Tabea Zimmermann über ihre Kindheit mit der Bratsche, Mittelstimmentypen und das richtige Sternzeichen für ihr Instrument

vonJakob Buhre,

Tabea Zimmermann, 1966 im badischen Lahr geboren, studierte in Freiburg/Breisgau und bei Sandor Végh in Salzburg. Mit 21 Jahren übernahm sie eine Professur in Saarbrücken, seit 2002 unterrichtet sie in Berlin an der Hochschule für Musik Hanns Eisler. Sie hat zahlreiche ihr gewidmete Werke uraufgeführt, u.a. von Wolfgang Rihm und György Ligeti. Mit ihren drei Kindern und ihrem Mann, dem Dirigenten Steven Sloane, lebt Tabea Zimmermann im Ruhrgebiet.

Frau Zimmermann, Sie haben schon mit drei Jahren angefangen, Bratsche zu spielen. Wie kam das?

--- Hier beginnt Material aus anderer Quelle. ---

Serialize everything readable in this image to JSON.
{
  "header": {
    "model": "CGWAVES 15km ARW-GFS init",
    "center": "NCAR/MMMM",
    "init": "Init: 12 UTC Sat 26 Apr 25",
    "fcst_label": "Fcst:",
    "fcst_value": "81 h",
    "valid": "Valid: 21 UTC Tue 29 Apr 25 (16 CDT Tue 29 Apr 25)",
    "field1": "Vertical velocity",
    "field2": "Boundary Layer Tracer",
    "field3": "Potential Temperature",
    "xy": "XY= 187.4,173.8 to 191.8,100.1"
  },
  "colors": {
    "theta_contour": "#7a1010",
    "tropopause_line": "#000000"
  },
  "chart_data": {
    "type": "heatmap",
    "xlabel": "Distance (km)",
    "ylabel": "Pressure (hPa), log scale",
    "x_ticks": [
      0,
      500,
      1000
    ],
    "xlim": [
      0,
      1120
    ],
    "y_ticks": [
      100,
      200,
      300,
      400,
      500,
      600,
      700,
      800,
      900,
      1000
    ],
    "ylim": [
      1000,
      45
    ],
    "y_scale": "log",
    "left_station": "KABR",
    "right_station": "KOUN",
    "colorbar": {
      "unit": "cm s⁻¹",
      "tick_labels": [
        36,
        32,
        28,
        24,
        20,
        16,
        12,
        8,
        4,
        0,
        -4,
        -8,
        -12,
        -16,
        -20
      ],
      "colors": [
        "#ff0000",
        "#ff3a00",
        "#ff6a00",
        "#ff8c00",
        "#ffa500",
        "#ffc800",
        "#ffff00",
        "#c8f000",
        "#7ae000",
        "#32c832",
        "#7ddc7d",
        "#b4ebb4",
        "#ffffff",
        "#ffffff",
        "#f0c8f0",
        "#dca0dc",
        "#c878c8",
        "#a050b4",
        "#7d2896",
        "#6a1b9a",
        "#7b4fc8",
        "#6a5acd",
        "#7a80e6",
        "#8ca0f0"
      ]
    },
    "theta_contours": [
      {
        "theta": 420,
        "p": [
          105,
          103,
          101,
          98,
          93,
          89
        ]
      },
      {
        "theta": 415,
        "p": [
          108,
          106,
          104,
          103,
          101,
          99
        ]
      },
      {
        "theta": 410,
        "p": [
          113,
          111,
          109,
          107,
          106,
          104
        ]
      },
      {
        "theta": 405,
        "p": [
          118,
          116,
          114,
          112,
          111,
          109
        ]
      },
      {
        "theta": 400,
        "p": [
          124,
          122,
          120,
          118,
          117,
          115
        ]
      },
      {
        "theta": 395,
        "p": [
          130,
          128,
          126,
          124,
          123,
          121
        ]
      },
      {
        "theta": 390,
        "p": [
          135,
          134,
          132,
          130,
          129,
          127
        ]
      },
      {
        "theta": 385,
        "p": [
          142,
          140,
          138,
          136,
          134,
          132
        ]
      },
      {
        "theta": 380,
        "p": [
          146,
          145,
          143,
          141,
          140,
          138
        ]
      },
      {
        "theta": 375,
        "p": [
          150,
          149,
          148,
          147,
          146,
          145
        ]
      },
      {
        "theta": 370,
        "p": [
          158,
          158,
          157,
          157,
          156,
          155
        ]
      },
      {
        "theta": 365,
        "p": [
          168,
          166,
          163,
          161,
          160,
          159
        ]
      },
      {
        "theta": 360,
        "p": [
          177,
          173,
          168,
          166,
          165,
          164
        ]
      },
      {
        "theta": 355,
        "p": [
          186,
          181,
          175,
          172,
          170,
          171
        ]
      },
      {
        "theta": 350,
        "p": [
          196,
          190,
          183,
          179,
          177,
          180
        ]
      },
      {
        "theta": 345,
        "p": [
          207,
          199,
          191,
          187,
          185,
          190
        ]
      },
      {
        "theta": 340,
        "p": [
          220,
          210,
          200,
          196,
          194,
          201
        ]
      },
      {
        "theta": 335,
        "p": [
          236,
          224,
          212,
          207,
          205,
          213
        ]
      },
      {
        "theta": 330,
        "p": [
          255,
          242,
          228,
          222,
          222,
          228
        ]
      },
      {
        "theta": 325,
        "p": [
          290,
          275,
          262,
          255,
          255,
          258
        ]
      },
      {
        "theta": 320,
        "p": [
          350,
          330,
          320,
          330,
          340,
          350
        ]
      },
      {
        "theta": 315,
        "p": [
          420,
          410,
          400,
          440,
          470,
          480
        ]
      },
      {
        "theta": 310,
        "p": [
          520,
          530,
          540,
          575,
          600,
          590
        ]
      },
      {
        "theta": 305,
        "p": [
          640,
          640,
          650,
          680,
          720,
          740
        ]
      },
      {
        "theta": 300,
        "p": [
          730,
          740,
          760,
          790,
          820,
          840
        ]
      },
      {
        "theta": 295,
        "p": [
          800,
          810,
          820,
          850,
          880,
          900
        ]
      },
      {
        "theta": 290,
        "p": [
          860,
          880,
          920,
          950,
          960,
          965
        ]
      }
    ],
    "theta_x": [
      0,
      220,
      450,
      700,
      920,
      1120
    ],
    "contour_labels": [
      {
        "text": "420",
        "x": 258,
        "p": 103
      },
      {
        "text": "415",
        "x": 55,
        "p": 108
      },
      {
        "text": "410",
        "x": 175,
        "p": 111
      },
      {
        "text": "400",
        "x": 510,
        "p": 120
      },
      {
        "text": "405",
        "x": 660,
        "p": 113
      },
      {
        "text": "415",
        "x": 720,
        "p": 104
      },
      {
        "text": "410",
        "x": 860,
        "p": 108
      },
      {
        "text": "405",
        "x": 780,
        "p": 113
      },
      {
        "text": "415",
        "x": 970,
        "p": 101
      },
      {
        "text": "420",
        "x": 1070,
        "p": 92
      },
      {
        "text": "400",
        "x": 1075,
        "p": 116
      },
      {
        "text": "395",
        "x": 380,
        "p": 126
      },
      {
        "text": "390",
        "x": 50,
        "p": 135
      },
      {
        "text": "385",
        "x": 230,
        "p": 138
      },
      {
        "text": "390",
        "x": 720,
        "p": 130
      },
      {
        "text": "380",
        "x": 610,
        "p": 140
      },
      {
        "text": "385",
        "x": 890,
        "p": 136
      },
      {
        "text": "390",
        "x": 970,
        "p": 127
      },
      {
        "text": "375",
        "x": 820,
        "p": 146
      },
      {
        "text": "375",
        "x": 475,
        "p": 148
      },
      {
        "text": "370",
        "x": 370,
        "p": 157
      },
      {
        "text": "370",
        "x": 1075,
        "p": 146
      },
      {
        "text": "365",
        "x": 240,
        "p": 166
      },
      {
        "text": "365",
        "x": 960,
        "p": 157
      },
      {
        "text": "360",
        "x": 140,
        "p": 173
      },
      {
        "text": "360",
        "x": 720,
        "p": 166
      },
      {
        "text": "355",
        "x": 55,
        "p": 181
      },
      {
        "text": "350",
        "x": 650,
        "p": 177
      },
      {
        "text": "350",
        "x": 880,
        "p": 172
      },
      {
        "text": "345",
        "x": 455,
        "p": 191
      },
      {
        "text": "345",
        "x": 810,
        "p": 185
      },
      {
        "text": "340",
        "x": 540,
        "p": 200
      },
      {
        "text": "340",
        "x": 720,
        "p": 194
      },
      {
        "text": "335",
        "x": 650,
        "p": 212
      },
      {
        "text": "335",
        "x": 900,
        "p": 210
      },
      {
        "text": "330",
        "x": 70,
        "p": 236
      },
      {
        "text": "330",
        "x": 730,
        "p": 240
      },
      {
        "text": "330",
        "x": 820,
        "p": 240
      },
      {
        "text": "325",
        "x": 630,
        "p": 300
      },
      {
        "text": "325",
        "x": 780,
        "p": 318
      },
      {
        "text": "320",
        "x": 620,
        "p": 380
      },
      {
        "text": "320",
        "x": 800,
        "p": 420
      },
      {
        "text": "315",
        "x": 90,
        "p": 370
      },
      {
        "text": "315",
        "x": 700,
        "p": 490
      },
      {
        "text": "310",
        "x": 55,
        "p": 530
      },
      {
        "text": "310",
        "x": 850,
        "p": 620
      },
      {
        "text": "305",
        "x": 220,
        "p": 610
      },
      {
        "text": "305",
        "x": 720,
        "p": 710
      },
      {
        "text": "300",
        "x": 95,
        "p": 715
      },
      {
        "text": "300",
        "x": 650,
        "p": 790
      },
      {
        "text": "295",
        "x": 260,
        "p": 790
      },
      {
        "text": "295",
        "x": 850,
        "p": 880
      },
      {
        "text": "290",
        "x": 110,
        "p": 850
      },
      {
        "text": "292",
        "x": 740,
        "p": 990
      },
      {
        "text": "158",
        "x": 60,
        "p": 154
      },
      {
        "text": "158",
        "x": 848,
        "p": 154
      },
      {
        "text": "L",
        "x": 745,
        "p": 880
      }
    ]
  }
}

Das war bei uns in der Familie begründet, ich war das vierte Kind, und meine Geschwister spielten bereits Klavier, Geige und Cello. Jeder hatte sein Revier, und ich wollte da meinen Geschwistern nicht in die Quere kommen, nicht die gleichen Stücke spielen. Wobei sich eine kleine Bratsche nicht wirklich von einer kleinen Geige unterscheidet. Mein Lehrer hat mich wie einen Geiger behandelt, ich habe alles gelernt, was die Geiger auch gelernt haben. Trotzdem hatte ich die Illusion, dass ich etwas ganz Anderes mache, um mich von meiner Schwester abzugrenzen.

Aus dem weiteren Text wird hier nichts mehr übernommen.